What is artificial intelligence (AI)?AI is the broad field of getting computers to make decisions on their own. Any time a computer solves a problem by itself—routing, diagnosing, recommending, or driving—we’re looking at AI.
How does machine learning (ML) differ from AI?ML is a subset of AI focused on making decisions based on data. Instead of hand-coding all rules, ML learns patterns from past data and uses them to make predictions about new situations.
What does “machine learning is common sense, except done by a computer” mean?Humans use experience to find patterns and make reasonable predictions; ML does the same with data.
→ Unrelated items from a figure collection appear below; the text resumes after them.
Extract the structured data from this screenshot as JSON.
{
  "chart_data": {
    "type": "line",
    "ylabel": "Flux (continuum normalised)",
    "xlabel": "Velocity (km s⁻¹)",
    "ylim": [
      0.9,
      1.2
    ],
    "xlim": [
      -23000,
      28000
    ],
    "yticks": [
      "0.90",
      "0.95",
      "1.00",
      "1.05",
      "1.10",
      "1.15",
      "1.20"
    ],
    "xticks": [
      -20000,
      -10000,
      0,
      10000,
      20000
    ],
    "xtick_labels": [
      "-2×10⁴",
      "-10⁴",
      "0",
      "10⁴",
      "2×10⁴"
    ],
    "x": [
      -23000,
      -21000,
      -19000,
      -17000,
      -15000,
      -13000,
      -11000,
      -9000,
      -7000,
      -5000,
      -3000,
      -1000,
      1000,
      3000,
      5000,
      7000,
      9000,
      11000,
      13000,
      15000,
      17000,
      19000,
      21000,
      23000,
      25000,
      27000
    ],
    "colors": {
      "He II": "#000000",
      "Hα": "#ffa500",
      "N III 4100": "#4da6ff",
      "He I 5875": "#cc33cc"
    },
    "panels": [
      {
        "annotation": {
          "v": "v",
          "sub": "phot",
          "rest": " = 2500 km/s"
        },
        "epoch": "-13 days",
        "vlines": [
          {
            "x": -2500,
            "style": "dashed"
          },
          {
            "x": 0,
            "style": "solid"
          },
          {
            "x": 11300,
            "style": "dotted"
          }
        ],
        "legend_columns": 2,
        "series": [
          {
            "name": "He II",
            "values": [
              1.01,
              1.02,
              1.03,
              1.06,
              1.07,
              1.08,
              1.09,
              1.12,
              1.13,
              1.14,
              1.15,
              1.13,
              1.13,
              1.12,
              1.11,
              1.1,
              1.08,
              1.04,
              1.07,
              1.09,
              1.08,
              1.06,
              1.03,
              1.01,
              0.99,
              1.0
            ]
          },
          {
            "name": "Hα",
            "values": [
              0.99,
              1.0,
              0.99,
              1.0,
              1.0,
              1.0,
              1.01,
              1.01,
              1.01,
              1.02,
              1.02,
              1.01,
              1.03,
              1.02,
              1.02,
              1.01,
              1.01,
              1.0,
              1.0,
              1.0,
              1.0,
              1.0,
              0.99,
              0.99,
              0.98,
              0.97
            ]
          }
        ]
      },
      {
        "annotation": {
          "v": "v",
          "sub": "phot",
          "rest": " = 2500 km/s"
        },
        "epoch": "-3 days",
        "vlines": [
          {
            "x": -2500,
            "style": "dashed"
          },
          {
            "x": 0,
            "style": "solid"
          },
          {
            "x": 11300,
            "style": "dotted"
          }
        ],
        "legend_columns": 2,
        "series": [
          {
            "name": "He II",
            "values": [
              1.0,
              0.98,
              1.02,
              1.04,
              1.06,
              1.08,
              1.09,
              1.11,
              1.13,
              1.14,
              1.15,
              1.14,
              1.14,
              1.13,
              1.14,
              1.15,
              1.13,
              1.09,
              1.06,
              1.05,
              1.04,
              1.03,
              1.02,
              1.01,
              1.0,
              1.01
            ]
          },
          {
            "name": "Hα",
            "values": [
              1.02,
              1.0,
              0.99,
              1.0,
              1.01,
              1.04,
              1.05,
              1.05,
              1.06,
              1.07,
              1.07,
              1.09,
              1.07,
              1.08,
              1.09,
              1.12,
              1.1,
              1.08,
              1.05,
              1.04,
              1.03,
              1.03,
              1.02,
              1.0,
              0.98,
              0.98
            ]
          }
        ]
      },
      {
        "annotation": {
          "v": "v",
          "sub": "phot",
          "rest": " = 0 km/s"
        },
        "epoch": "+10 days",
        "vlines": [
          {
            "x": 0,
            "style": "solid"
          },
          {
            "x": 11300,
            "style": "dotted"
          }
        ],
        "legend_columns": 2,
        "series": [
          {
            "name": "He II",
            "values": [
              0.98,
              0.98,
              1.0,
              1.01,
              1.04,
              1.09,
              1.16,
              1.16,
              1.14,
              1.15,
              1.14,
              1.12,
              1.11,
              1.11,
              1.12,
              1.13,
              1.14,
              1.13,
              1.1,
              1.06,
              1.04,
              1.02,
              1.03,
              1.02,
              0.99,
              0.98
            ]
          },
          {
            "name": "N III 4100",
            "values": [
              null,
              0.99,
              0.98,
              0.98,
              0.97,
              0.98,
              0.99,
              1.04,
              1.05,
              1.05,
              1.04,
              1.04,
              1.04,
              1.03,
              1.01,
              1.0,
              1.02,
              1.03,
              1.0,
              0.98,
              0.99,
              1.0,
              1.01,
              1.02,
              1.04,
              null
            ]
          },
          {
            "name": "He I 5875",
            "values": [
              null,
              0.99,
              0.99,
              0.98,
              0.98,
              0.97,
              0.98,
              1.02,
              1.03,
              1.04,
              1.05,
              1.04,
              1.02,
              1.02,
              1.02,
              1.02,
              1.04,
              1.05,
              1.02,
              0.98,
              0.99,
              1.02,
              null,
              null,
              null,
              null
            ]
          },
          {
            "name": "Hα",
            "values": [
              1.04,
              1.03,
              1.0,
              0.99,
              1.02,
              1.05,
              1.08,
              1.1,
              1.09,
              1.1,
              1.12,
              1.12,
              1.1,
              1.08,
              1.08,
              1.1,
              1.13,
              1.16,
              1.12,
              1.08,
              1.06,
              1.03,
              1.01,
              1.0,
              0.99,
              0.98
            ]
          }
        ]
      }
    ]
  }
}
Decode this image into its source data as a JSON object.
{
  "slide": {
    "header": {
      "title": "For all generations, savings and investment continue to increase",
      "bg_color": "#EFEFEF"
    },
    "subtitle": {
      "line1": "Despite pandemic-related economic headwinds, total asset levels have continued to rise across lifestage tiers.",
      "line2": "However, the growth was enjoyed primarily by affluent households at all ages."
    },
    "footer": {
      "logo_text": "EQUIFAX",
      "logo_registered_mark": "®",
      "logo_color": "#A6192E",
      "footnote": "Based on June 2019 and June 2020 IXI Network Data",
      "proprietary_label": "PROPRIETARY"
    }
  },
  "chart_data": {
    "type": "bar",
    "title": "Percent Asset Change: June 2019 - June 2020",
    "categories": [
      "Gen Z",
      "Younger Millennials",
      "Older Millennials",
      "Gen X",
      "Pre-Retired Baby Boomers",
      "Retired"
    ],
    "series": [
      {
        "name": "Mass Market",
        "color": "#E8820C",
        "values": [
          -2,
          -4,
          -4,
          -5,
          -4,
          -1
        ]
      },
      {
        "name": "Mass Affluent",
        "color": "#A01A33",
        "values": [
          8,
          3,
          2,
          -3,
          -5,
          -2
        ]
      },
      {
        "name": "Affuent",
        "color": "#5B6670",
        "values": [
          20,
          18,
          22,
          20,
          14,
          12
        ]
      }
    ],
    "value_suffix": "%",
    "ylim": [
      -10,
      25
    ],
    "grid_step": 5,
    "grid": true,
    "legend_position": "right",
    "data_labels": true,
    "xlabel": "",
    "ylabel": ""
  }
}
The computer learns from examples (data) and applies the learned patterns to new cases.
Do I need a heavy math and coding background to learn ML?No. Basic math helps, but the main ingredients are curiosity, visual intuition, and common sense. Many tools and libraries let you build useful models with minimal code, and you can pick up math and programming as you go.
What is the remember–formulate–predict framework?It mirrors how humans use experience: remember past data, formulate a general rule that fits it, and predict outcomes on new cases. ML trains on historical data, builds a model (the rule), and then uses it to make future predictions.
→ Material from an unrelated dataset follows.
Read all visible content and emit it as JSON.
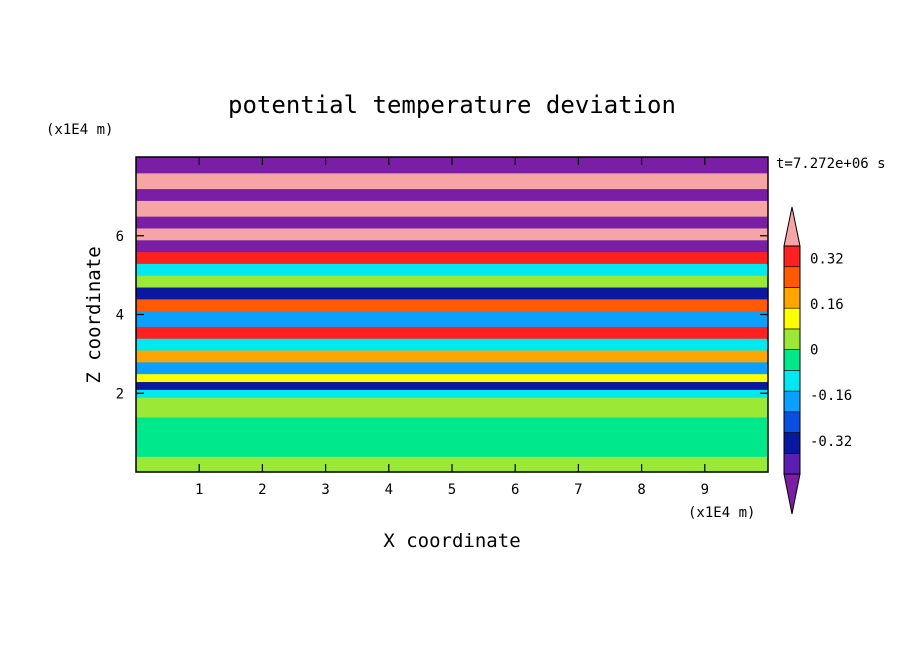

What are a model and an algorithm in ML?A model is the set of rules learned from data that we use to make predictions. An algorithm is the step-by-step procedure that builds that model from the data.
What are features?Features are measurable properties of the data that a model can use to predict. In email filtering, examples include day of week, message size, sender, number of spelling mistakes, or specific word occurrences.
How can simple data-driven rules classify spam?By spotting patterns in past emails—like “weekend messages tend to be spam” or “size ≥ 10 KB is often spam”—we can build rules that predict new emails. As we observe more cues (features), we refine rules to reduce mistakes, balancing simplicity and accuracy.
How do computers actually find a “good” model from data?They search through many candidate rules and formulas, checking which ones fit the training data best and generalize to new data. This automated exploration lets machines handle far more combinations than a human could by hand.
What is deep learning, and how does it relate to predictive vs. generative ML?Deep learning is a branch of ML that uses neural networks and powers many state-of-the-art applications. Predictive ML answers questions with labels or numbers (classification, regression), while generative ML creates new content such as text or images; mastering predictive ML (especially neural networks) sets you up to tackle generative tasks.